Data extracted from public data set for Machine Learning at UC Irvine (https://archive.ics.uci.edu/ml/datasets.html)
DataSet: AutoMPG (https://archive.ics.uci.edu/ml/datasets/Auto+MPG)
Load the data from the repository. Manually add the field names (since the data source does not have the first row with the names on it). Note: In this case, since this is a narrow dataset, this is doable by hand. Otherwise I’d look at a file with the field names and load it before assigning it to the variable-names
fileUrl <- "https://archive.ics.uci.edu/ml/machine-learning-databases/auto-mpg/auto-mpg.data"
auto <- read.table(fileUrl)
names(auto) <- c("mpg", "cylinders", "displacement", "horsepower", "weight", "acceleration", "model year", "origin", "car name")
Look at the following car features and their impact on MPG: Horsepower, Cylinders, Displacement, Weight
ggplot(auto, aes(as.integer(horsepower), mpg)) + geom_point()+geom_smooth()

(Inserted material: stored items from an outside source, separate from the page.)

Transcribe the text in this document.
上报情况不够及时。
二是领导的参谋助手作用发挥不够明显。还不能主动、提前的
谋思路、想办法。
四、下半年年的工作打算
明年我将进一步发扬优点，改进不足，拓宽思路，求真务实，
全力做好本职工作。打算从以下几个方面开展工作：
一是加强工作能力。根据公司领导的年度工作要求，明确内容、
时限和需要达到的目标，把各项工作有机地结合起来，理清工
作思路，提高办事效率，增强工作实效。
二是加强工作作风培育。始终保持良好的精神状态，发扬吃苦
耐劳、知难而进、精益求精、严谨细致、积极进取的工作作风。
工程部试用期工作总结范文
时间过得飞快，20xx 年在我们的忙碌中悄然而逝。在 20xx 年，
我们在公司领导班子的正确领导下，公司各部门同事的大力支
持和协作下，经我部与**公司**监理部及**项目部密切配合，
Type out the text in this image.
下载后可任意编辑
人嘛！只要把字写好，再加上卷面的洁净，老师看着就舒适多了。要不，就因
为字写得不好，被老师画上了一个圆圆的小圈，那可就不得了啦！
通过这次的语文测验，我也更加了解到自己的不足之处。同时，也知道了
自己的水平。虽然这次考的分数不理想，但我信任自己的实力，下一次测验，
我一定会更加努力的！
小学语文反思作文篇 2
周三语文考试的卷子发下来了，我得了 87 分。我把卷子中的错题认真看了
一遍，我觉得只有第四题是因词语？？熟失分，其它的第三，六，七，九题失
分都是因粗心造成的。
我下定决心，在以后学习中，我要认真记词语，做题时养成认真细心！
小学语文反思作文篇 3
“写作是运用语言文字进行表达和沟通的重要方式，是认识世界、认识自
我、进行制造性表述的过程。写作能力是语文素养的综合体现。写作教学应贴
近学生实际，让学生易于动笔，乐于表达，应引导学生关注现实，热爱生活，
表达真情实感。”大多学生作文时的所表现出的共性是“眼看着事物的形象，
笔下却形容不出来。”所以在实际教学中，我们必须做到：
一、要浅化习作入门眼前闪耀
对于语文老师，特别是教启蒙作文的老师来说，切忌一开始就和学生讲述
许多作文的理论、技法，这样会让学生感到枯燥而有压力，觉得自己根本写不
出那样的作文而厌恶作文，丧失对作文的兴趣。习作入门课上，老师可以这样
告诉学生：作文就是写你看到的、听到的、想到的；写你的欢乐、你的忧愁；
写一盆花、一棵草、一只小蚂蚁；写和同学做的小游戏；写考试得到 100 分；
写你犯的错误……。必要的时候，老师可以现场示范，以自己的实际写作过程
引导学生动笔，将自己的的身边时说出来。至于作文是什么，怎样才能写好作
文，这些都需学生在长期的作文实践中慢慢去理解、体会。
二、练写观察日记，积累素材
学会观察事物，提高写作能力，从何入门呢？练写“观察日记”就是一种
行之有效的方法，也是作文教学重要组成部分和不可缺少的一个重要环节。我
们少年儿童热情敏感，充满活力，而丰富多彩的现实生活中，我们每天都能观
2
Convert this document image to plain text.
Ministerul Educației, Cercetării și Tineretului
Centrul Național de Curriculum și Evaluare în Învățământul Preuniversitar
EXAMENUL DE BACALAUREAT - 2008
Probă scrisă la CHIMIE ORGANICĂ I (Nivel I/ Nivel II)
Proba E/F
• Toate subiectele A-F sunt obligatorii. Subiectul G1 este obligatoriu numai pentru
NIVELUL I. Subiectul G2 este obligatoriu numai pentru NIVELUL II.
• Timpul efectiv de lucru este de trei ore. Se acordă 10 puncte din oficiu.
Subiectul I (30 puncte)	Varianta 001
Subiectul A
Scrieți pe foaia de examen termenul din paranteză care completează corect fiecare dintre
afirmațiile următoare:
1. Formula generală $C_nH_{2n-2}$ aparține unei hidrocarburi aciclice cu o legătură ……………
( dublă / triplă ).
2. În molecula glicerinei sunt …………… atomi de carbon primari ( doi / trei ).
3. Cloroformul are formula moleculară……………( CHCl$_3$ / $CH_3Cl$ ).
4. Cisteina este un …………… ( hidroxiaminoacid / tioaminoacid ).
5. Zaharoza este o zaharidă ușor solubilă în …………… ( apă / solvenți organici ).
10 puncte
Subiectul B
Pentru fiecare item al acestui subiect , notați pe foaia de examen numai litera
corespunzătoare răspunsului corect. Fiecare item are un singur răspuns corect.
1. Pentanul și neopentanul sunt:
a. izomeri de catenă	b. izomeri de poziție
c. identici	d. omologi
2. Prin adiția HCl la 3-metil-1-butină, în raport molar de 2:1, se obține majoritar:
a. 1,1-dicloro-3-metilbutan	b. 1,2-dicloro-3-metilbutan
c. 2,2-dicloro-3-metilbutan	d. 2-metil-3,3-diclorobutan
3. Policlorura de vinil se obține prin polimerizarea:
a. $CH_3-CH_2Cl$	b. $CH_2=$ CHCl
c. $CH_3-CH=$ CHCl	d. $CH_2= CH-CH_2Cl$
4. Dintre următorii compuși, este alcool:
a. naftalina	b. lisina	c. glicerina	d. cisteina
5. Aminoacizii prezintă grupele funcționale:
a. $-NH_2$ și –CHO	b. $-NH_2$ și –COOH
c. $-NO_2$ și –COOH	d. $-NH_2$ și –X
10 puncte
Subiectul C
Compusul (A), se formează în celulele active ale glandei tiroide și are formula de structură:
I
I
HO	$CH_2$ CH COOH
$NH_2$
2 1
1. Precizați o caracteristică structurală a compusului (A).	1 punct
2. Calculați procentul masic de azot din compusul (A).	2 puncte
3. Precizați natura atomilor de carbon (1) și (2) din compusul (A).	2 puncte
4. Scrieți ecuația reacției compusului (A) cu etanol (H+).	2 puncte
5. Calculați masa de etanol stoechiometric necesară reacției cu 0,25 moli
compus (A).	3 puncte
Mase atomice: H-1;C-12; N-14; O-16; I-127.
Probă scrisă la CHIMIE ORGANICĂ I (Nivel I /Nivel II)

ggplot(auto, aes(cylinders, mpg)) + geom_point()+geom_smooth()
ggplot(auto, aes(displacement, mpg)) + geom_point()+geom_smooth()
ggplot(auto, aes(weight, mpg)) + geom_point()+geom_smooth()
Analysis: While all these variables seem to have an impact on MPG, we can see that displacement and weight have a stronger correlation.
Looking at parameters for a linear model that fits our data, focusing on displacement and weight
auto.lm1 = lm(mpg ~ displacement, data = auto)
summary(auto.lm1)
##
## Call:
## lm(formula = mpg ~ displacement, data = auto)
##
## Residuals:
## Min 1Q Median 3Q Max
## -12.9550 -3.0569 -0.4928 2.3277 18.6192
##
## Coefficients:
## Estimate Std. Error t value Pr(>|t|)
## (Intercept) 35.174750 0.491824 71.52 <2e-16 ***
## displacement -0.060282 0.002239 -26.93 <2e-16 ***
## ---
## Signif. codes: 0 '***' 0.001 '**' 0.01 '*' 0.05 '.' 0.1 ' ' 1
##
## Residual standard error: 4.651 on 396 degrees of freedom
## Multiple R-squared: 0.6467, Adjusted R-squared: 0.6459
## F-statistic: 725 on 1 and 396 DF, p-value: < 2.2e-16
We can define the relationship between MPG and displacement as: MPG = -0.06 * displacement + 35.17 with a correlation of 0.65
auto.lm2 = lm(mpg ~ weight, data = auto)
summary(auto.lm2)
##
## Call:
## lm(formula = mpg ~ weight, data = auto)
##
## Residuals:
## Min 1Q Median 3Q Max
## -12.012 -2.801 -0.351 2.114 16.480
##
## Coefficients:
## Estimate Std. Error t value Pr(>|t|)
## (Intercept) 46.3173644 0.7952452 58.24 <2e-16 ***
## weight -0.0076766 0.0002575 -29.81 <2e-16 ***
## ---
## Signif. codes: 0 '***' 0.001 '**' 0.01 '*' 0.05 '.' 0.1 ' ' 1
##
## Residual standard error: 4.345 on 396 degrees of freedom
## Multiple R-squared: 0.6918, Adjusted R-squared: 0.691
## F-statistic: 888.9 on 1 and 396 DF, p-value: < 2.2e-16
We can define the relationship between MPG and weight as: MPG = -0.0076 * displacement + 46.32 with a correlation of 0.69
On a quick analysis, I found two characteristics, displacement and weight that have a higher impact on MPG than the others, with their relationship defined above.